I suspect that any encryption of email is going to leave the headers intact because they define the destination of the message and/or are added by servers en route and wouldn’t, therefore, be encrypted.

I use Thunderbird with Enigmail for encryption. They work pretty seamlessly, allow per User choices to be saved, such as whether or not to use encryption for E-Mail messages themselves, and GMail allows SSL/TLS for transportation of E-Mail. Signing of messages is also allowed. Multi-part messages are supported; even attachments are encrypted.

Not sure if I need to make a new thread, but I figured I'd ask in a PGP thread:

Does anyone know if it's possible to update a PGP key already uploaded to the MIT PGP server? I recently made a RSA2056 key and uploaded it to the server. A few days later, I made a new one with RSA4096 and want to replace the 2056 one. Is this possible?

You can add your new key. AFAIK the old key-servers are not allowing the replacement of one key against another. Based on the key-id, you can replace a key with the identical id, meaning that you can “add“ signatures. Exchanging keys with different IDs (different keys) is not possible...

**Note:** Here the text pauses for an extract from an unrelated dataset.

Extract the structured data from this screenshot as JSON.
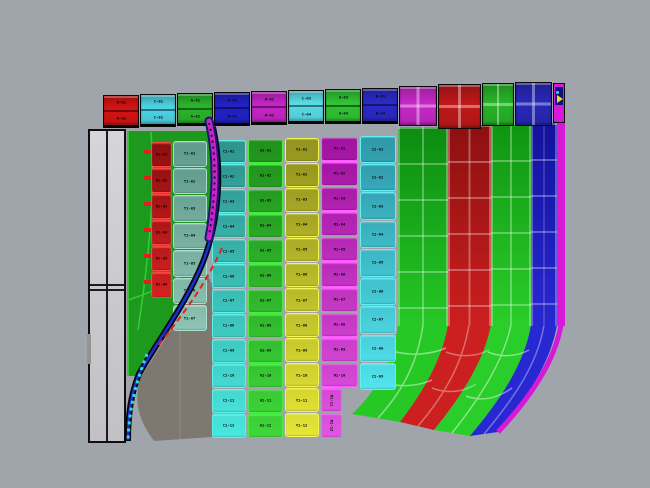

Things like this had been considered for long and new key-servers are in operation, now. I do not know what they have implemented in the meantime.

1 members found this post helpful.

Anonymization had not been the topic, here.
Web-mail is not mail but giving you, via HTTP, a view on your mail (which came by mail, not http) and “something” is relaying the input from a HTML input form for transport via the mail-system.

GnuPG or PGP are playing no role in this context. You can try to encrypt something you want to hand over to a HTML-form, but you can bet that “something” (the same) will mangle the document in a way that renders it incompatible to something else. PGP and GnuPG are for mail, not for HTTP.